MS - We looked at the other applications that were roughly comparable and felt that we had a significantly better product than everything we were seeing. Most of the applications that display some sort of timepiece offered significantly less in terms of choice and were priced at $.99. We felt that we had a lot more to offer people (44 timepieces across 4 categories) and didn’t want to be at the same price point. Beyond that we also didn’t want it to become price prohibitive either; we’d rather make it available to larger number of people. Most of the applications for the iPhone are modestly priced anyway so we settled on $1.99.

4. Roughly how many units have you sold?

MS - Well it’s only been out 3 days, but so far so good, it’s at about 100.

5. How did you like the developer tools provided in the iPhone SDK? Is there anything missing?

TL - Apple does a great job with the SDK. Simply fantastic that there is absolutely no cost to get started with the tools and the iPhone simulator.

6. Is your company privately owned? Venture backed?

MS - Both companies which collaborated on this application are privately owned.

7. What are some of the other iPhone apps that you like?
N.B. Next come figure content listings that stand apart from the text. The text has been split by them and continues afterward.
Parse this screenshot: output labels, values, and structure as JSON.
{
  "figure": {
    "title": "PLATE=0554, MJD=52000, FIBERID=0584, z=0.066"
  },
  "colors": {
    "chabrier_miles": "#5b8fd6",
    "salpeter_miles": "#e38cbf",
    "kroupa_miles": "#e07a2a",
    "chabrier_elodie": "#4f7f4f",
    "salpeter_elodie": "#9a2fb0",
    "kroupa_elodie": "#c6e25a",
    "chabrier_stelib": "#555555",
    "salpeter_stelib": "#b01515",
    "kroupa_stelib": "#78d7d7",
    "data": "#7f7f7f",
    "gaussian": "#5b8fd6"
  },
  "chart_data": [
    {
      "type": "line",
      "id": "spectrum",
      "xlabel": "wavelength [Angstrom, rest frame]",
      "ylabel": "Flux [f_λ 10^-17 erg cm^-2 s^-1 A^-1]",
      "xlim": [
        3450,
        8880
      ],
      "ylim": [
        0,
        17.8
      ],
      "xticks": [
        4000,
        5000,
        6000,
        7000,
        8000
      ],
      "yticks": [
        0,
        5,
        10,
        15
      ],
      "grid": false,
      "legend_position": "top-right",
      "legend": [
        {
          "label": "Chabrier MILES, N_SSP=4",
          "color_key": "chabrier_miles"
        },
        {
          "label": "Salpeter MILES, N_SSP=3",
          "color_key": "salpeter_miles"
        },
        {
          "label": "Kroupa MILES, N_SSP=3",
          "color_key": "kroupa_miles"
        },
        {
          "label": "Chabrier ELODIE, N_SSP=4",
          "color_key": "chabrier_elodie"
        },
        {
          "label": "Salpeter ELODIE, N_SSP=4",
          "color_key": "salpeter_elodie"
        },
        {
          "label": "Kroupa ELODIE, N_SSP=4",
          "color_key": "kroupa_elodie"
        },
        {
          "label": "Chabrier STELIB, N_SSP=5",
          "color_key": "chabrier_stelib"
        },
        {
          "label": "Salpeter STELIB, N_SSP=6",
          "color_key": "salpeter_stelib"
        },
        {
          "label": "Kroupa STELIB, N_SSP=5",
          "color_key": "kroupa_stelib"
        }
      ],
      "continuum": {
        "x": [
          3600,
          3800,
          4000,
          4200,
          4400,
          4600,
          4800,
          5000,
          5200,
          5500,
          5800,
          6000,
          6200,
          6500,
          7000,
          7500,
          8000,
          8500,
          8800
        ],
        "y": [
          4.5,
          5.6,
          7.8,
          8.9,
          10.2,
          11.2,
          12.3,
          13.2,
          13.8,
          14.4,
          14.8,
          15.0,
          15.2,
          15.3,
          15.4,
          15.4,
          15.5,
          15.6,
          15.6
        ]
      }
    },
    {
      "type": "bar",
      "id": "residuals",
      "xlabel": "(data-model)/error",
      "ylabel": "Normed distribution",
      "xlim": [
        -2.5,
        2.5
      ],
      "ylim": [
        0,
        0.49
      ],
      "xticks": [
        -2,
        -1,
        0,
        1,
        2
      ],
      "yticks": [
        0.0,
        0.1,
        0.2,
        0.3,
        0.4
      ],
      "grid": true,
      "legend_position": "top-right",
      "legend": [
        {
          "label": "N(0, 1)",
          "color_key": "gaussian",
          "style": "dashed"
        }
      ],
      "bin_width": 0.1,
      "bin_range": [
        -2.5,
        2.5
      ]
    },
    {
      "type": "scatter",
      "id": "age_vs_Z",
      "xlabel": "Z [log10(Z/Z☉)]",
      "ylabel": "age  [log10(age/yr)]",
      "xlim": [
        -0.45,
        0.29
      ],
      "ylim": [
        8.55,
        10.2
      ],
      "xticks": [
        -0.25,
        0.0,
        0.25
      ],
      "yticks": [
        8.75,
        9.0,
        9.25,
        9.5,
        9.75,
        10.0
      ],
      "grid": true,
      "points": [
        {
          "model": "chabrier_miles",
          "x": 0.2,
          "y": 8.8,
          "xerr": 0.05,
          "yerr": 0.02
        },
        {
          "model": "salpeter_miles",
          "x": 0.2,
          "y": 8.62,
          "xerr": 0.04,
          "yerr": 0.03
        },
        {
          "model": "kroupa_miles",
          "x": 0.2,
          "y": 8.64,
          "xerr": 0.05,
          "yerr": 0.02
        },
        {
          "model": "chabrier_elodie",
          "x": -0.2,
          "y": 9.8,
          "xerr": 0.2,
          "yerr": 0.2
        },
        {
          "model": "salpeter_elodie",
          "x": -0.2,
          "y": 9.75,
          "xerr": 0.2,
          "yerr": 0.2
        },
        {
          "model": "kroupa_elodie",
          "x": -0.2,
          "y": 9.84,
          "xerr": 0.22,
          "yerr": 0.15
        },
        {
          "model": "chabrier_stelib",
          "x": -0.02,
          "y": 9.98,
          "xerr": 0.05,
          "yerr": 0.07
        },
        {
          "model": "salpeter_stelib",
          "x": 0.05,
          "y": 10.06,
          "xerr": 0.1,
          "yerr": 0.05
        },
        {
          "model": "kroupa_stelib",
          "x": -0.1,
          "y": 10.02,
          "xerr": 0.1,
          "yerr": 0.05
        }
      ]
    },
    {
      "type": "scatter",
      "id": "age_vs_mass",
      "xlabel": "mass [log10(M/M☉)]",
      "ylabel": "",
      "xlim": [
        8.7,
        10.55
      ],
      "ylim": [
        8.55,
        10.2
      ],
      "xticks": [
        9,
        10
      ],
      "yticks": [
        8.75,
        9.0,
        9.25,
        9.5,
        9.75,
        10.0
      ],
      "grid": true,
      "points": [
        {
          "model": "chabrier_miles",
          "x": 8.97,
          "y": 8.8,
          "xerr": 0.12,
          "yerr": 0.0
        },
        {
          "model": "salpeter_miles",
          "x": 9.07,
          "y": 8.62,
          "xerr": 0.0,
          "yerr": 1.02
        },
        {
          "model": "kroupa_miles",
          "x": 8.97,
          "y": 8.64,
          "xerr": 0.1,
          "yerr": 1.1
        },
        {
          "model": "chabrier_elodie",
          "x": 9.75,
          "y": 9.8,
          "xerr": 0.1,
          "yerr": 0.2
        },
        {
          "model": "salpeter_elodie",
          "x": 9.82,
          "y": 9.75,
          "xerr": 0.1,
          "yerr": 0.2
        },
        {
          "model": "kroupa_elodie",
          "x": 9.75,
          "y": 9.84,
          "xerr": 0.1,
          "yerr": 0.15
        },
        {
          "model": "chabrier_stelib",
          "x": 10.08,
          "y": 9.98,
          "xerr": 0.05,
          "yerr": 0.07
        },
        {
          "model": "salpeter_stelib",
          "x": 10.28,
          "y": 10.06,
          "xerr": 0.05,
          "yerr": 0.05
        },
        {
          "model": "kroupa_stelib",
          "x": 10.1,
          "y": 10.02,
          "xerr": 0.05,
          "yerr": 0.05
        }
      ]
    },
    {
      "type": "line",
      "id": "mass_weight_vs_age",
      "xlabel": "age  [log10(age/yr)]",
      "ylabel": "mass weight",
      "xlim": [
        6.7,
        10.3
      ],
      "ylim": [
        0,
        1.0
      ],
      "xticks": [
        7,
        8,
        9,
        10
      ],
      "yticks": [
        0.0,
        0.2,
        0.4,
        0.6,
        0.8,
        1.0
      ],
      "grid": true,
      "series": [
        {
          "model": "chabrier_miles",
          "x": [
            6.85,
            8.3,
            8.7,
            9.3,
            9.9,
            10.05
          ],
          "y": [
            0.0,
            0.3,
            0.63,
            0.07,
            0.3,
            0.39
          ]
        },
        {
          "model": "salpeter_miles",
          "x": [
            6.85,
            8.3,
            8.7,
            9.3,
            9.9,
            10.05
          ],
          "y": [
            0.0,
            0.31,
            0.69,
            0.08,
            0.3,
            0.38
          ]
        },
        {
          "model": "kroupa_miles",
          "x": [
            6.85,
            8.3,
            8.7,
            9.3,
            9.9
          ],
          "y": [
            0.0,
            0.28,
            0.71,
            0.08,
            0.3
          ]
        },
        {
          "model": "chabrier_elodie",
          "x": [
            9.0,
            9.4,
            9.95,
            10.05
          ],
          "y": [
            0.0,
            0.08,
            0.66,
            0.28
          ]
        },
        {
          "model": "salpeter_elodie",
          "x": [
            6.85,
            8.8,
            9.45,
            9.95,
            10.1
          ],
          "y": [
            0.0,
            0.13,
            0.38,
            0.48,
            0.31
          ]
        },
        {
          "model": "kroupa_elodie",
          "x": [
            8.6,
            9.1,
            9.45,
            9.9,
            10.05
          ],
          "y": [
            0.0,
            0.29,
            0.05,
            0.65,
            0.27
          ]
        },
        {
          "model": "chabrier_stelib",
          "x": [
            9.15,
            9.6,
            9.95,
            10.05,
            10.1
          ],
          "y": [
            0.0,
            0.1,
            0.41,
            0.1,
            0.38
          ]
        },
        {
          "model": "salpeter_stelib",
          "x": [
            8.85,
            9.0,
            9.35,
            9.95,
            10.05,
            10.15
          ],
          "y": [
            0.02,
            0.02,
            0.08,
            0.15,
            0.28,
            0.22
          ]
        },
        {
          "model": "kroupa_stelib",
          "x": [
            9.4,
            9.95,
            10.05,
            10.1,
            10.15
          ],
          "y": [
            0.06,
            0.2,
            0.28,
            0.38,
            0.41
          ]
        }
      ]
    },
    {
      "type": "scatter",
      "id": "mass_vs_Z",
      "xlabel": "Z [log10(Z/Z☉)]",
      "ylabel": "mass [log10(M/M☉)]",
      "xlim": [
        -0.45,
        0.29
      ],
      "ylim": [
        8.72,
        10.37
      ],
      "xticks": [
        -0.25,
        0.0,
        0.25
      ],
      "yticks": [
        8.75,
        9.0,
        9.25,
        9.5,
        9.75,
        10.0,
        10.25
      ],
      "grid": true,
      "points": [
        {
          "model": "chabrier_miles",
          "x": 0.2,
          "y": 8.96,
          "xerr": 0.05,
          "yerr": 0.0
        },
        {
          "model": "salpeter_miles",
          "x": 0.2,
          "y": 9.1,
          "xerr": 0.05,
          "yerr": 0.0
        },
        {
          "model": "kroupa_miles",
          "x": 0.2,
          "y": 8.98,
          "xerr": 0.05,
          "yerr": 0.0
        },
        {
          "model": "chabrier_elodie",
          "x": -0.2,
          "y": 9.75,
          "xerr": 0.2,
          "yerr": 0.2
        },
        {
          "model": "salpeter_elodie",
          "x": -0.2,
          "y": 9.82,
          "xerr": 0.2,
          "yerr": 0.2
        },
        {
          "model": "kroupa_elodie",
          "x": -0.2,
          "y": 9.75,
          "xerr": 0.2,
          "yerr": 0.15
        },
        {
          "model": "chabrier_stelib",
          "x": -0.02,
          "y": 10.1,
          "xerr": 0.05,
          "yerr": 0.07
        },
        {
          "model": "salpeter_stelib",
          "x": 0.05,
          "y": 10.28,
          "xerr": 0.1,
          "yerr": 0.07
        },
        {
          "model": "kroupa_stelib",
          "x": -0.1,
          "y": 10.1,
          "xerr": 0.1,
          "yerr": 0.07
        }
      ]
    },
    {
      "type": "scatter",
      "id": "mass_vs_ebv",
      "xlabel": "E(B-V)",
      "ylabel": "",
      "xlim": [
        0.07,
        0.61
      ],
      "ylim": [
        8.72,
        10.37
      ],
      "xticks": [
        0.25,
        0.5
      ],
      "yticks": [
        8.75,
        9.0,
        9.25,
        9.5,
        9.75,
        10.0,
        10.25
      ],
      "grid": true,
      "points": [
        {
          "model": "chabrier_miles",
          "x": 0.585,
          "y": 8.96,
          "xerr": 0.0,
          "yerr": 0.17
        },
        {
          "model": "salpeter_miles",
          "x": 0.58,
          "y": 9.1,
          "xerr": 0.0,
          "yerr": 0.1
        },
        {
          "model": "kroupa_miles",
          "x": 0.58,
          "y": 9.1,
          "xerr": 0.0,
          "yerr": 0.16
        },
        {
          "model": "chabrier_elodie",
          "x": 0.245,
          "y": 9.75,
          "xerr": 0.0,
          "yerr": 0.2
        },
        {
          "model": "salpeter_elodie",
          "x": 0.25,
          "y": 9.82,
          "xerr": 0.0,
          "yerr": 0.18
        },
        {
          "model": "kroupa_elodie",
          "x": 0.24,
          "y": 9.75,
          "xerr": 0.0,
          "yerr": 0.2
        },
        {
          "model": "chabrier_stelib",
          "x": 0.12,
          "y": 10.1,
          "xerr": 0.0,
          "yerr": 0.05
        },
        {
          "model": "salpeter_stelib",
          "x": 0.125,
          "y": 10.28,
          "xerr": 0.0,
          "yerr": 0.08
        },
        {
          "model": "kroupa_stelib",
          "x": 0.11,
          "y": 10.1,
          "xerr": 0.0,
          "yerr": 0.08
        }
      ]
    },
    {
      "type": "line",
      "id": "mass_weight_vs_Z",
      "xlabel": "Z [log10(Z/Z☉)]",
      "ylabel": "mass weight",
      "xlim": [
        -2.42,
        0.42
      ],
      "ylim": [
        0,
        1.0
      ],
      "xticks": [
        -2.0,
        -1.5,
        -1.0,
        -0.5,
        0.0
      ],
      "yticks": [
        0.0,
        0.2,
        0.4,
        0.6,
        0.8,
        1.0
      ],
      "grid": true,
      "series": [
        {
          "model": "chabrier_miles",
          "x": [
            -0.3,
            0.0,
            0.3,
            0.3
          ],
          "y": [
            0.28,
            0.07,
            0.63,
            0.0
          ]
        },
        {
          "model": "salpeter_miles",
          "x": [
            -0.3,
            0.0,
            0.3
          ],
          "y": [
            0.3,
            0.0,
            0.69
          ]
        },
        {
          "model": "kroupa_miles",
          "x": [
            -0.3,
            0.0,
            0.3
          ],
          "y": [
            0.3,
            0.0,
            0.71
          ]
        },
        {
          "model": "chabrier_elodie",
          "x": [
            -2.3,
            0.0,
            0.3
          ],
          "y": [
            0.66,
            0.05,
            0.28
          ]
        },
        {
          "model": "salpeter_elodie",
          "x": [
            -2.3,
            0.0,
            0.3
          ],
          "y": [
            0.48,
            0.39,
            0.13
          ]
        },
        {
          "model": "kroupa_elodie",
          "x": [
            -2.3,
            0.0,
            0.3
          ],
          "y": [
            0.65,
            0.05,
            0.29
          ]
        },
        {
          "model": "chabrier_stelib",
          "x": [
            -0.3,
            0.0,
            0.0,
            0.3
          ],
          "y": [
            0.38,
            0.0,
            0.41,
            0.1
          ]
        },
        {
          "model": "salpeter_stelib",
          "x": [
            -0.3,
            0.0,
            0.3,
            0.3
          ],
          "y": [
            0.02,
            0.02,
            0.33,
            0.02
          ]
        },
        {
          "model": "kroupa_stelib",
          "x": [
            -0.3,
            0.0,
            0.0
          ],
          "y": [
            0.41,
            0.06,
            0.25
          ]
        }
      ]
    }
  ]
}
TL - MileBug filled an exact need I had keeping track of vehicle mileage for tax purposes. Others were too fancy or had complicating features that I didn’t need. Just as often illustrated by Apple, simple is better. Wikiamo is another very handy app that just makes looking up trivia so much easier and faster.

8. What kind of features should Apple implement in future versions of the iPhone / SDK?

TL - I’d love to see the battery level exposed in the API. In Timepieces some of the antique clocks have these winding strength indicators that, originally, told the user when it needed to be wound. I really wanted to hook that up to the phone’s battery charge level but found that it wasn’t possible. So, now they count down at a rate that varies based on the particular clock and how long the app has been running. Unfortunately not nearly as interesting or as useful.

9. What¹s the development cycle for iPhone apps like?

TL - Pretty much the usual code → compile → test → repeat sort of process. Certainly not as fast as working in an interpreted language but, with today’s Macs the compile step doesn’t take very long so one doesn’t notice it too much. Main different thing with the iPhone is dealing with all the “fiddly bits” involving certificates to identify yourself, your company, signing the app and such.

10. Are you working on any other apps that you will be releasing soon?

TL - Not right this very moment but certainly have some ideas that will be started in the new year.

MS - We might do a follow on to this one, since it's based on the same overall API as the original java application which will allow us to easily add additional clocks. We may do a few versions such as our favorite pocket watches, military timepieces, wristwatches, etc. I have a lot of others stored up that can be added in the future.